Senayan itu tempat orang yang digaji rakyat untuk berantem. Bukan minta maaf.
Jangan selalu menyesali jumlah yang sedikit atau kecil…kalau kalian benar, kalian banyak…kalian mayoritas.
Lembaga sekelas DPR RI sudah dibikinkan Mahkamah Kehormatan. Dan setahu saya cukup independen karena dipimpin oleh yang katanya oposisi.
Masalahnya kalau penakut gak usah bilang kami kecil, kalah voting dll.
Sudah terlalu banyak masalah yang harus diusut dan bisa menjadi skandal. Tapi kalau sedikit2 minta maaf yah bagaimana jadinya rakyat?
Bisakah kami menitip nasib pada kalian? Buat apa kami memilih kalian? Itulah pertanyaan yang sekarang meragukan kerja dewan.

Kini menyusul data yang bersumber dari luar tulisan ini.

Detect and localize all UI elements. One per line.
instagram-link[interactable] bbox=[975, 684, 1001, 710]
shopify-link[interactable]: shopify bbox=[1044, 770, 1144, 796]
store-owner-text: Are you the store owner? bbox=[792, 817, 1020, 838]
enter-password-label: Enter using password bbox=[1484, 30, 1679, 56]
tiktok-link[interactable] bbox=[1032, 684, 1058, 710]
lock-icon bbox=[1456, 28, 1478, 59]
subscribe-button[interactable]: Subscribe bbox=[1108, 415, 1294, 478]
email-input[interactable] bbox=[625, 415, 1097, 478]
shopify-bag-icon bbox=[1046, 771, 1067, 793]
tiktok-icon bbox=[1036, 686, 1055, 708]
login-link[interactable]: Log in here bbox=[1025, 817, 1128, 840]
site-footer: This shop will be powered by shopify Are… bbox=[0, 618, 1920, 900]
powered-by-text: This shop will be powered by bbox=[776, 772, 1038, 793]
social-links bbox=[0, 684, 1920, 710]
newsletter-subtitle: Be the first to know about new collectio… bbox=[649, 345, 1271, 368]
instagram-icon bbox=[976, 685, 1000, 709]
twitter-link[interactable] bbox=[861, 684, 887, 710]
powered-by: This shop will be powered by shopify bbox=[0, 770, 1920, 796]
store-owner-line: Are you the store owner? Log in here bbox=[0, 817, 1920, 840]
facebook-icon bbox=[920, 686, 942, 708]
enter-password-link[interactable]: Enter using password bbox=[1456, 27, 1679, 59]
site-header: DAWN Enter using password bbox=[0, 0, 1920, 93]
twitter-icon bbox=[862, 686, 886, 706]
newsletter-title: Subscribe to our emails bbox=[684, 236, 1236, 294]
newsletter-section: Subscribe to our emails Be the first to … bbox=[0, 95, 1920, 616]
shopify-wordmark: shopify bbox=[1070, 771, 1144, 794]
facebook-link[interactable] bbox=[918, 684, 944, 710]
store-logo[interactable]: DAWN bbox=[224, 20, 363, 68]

Hei anggota dewan, belajarlah oposisi dari burung…karena kecil kalian bisa terbang.. akal adalah sayap2 kalian… kepakkanlah.. sambil bersiul bernyanyi…dan kekuasan yg besar bisa dibikin mati akal ..
Rakyat kan pengennya nonton kalian..rakyat membayangkan sebuah pertarungan yang asik, seperti burung kecil melawan ayam besar itu.. kok malah kalian diem aja…? 😁
Rakyat melalui negara menggaji kalian, dicukupkan semuanya..diberi kekebalan. Diberi sebutan “terhormat”.
Itu semua karena kalian diminta menyambung suara dan perasaan rakyat di depan keangkuhan kekuasaan yg menindas. Tapi mengapa kalian mati gaya?
Di TPS dulu ada 2 yg kita coblos: eksekutif (untuk kelola kekuasan dan anggaran) lalu legislatif (untuk mengawasi). Jadi rakyat tidak bisa dibebani tugas ngawasi karena tugas itu sudah diserahkan ke legislatif.
Trus ngapain kita nyoblos kalian wahai anggota dewan yg terhormat?
Dalam sejarah kita, Dewan, khususnya DPR RI adalah perwujudan Daulat Rakyat . Di sini kedaulatan rakyat dinampakkan. Bahwa rakyat adalah pemilik kekuasaan dan hak pada dasarnya.
Maka itu harus nampak dalam pengelolaan negara. Dewan harus nampak gagah. Nampak berguna!
Jika Daulat Rakyat tak tampak. Dan Daulat Partai yg tampak seperti basa basi dalam paripurna itu maka alarm merah perlu dinyalakan.
Wajah persekongkolan tiba-tiba muncul bahwa ternyata prilaku mereka sudah diatur. Dan batas-batas yg mereka buat akan membuat tuntutan rakyat takkan sampai.
Ketika anggota @DPR_RI sebagai cerminan Daulat Rakyat kalah dan harus minta maaf oleh kepentingan menjaga perasaan pejabat partai, maka saat itulah Daulat Parpol telah menang.
Dan suara rakyat yg diwakilkan pastilah telah bungkam oleh basa basi koalisi atau oposisi.
Saya pernah merasakan bagaimana Daulat Rakyat mendapat tantangan. Juga pernah mendapat sokongan dari pimpinan partai.
Waktu Daulat Parpol sadar diri, pimpinan menjawab keluhan istana atas kritik saya: “Dia wakil rakyat yg merdeka, tidak bisa dilarang, itu mandat rakyat padanya”.
Tapi belakangan, rupanya terlalu banyak perjanjian diam2 untuk membuat wakil rakyat “santun dan berakhlak”.
Jadilah semuanya bagai sandiwara. Tak ada yang berani menonjol bersuara padahal rakyat perlu jurubicara.
Itulah yg sedang terjadi pada Daulat Rakyat kita. Sedih!